Sergio Canavero, the neuroscientist who first intended to carry out a head transplant in 2015, tells Newsweek the rats which undergone treatment with the Gemini Protocol — the operation of fusing spinal cords— has proven effective and without side effects.
Canavero and a team of Chinese doctors at Harbin Medical Center have announced that they have successfully severed and re-attached a spine in 15 rats.
The team used a polythene glycol (PEG), which seals and treats damaged spinal cord nerve cells. They repaired the spinal cords of the rats, then added a cooled saline and adrenaline to reduce bleeding. The rats that experienced the PEG were then treated with it and the wounds were sealed. They have taken antibiotics for three days after the surgery.
Only one lab rat died and the other survived for a month after the operation. Rats experienced PEG were found to “steadily” and after nearly a month had been able to walk back again, with two of them going back to the “basically normal” state.
“In this study, we thus confirmed that a severed thoracic spinal cord can be ‘re-fused’ with behavioural recovery. Previous experiments in mice along with the current ones define a timeline of recovery between mice and rats: one week versus two weeks.” The team said the key to spinal cord fusion is “sharp severance of the cords themselves.” meaning minimal damage is done.

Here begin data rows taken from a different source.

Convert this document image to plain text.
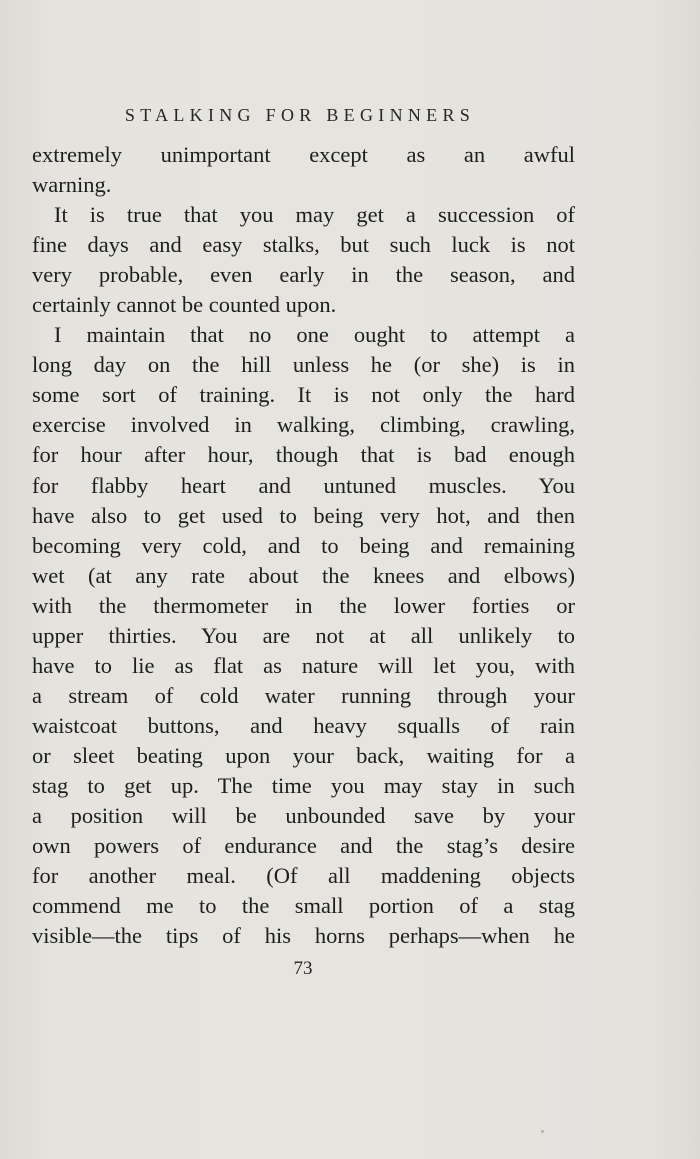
STALKING FOR BEGINNERS
extremely unimportant except as an awful
warning.
It is true that you may get a succession of
fine days and easy stalks, but such luck is not
very probable, even early in the season, and
certainly cannot be counted upon.
I maintain that no one ought to attempt a
long day on the hill unless he (or she) is in
some sort of training. It is not only the hard
exercise involved in walking, climbing, crawling,
for hour after hour, though that is bad enough
for flabby heart and untuned muscles. You
have also to get used to being very hot, and then
becoming very cold, and to being and remaining
wet (at any rate about the knees and elbows)
with the thermometer in the lower forties or
upper thirties. You are not at all unlikely to
have to lie as flat as nature will let you, with
a stream of cold water running through your
waistcoat buttons, and heavy squalls of rain
or sleet beating upon your back, waiting for a
stag to get up. The time you may stay in such
a position will be unbounded save by your
own powers of endurance and the stag’s desire
for another meal. (Of all maddening objects
commend me to the small portion of a stag
visible—the tips of his horns perhaps—when he
73
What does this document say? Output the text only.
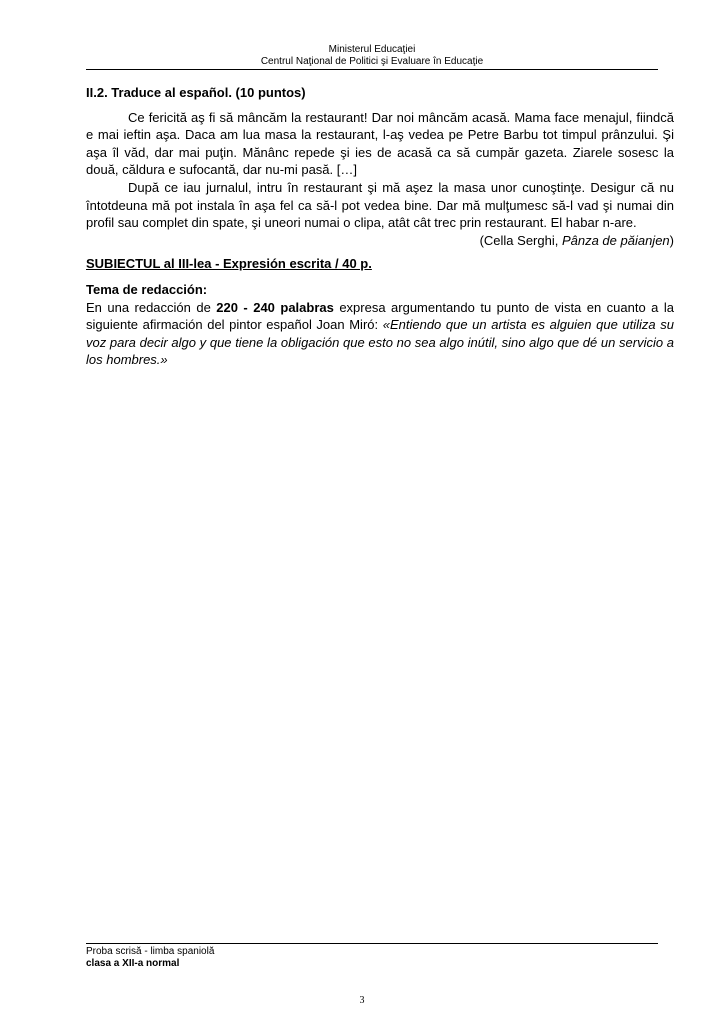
Ministerul Educaţiei
Centrul Naţional de Politici şi Evaluare în Educaţie
II.2. Traduce al español. (10 puntos)

Ce fericită aş fi să mâncăm la restaurant! Dar noi mâncăm acasă. Mama face menajul, fiindcă e mai ieftin aşa. Daca am lua masa la restaurant, l-aş vedea pe Petre Barbu tot timpul prânzului. Şi aşa îl văd, dar mai puţin. Mănânc repede şi ies de acasă ca să cumpăr gazeta. Ziarele sosesc la două, căldura e sufocantă, dar nu-mi pasă. […]

După ce iau jurnalul, intru în restaurant şi mă aşez la masa unor cunoştinţe. Desigur că nu întotdeuna mă pot instala în aşa fel ca să-l pot vedea bine. Dar mă mulţumesc să-l vad şi numai din profil sau complet din spate, şi uneori numai o clipa, atât cât trec prin restaurant. El habar n-are.

(Cella Serghi, Pânza de păianjen)

SUBIECTUL al III-lea - Expresión escrita / 40 p.
Tema de redacción:

En una redacción de 220 - 240 palabras expresa argumentando tu punto de vista en cuanto a la siguiente afirmación del pintor español Joan Miró: «Entiendo que un artista es alguien que utiliza su voz para decir algo y que tiene la obligación que esto no sea algo inútil, sino algo que dé un servicio a los hombres.»

Proba scrisă - limba spaniolă
clasa a XII-a normal
3
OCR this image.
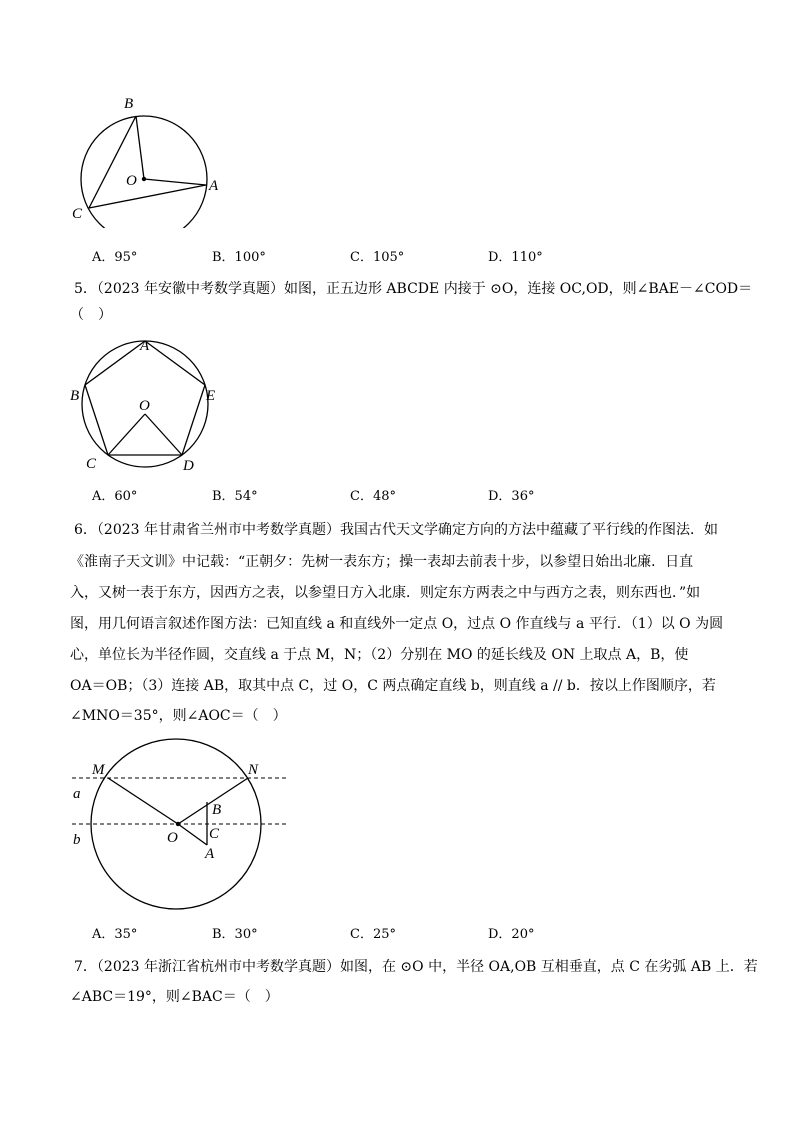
B
O	A
C
A．95°	B．100°	C．105°	D．110°
5．（2023 年安徽中考数学真题）如图，正五边形 ABCDE 内接于 ⊙O，连接 OC,OD，则∠BAE－∠COD＝
（　）
A
B	E
O
C	D
A．60°	B．54°	C．48°	D．36°
6．（2023 年甘肃省兰州市中考数学真题）我国古代天文学确定方向的方法中蕴藏了平行线的作图法．如
《淮南子天文训》中记载：“正朝夕：先树一表东方；操一表却去前表十步，以参望日始出北廉．日直
入，又树一表于东方，因西方之表，以参望日方入北康．则定东方两表之中与西方之表，则东西也．”如
图，用几何语言叙述作图方法：已知直线 a 和直线外一定点 O，过点 O 作直线与 a 平行．（1）以 O 为圆
心，单位长为半径作圆，交直线 a 于点 M，N；（2）分别在 MO 的延长线及 ON 上取点 A，B，使
OA＝OB；（3）连接 AB，取其中点 C，过 O，C 两点确定直线 b，则直线 a // b．按以上作图顺序，若
∠MNO＝35°，则∠AOC＝（　）
M	N
a
b
B
O C
A
A．35°	B．30°	C．25°	D．20°
7．（2023 年浙江省杭州市中考数学真题）如图，在 ⊙O 中，半径 OA,OB 互相垂直，点 C 在劣弧 AB 上．若
∠ABC＝19°，则∠BAC＝（　）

“Human application of the presently discussed technique would benefit from a method to assess the progression of spinal fusion. This would allow a direct correlation with clinical recovery.” Concluding, the scientists say paralysis after the spinal cord has been severed can be reversed to a “significant extent.”
Canavero tells Newsweek: “[The] controlled study in rats proved that Gemini works. This confirms the small proof-of-principle studies… [and] is a fundamental advance.
“Critics said the transected spinal cord is unrecoverable and thus a human head transplant is impossible…The scans show the reconstructed cord. No pain syndrome emerged over the duration of the study, again rebutting a critic’s ‘worse than death’ remark.”
Not only did Canavero and his team tend to work on rats, but also they are planning to work on dogs.
At present, the first human head transplant is to be carried out in China in December. The surgery this time will be carried out on a Chinese national, instead of the previous Russian one.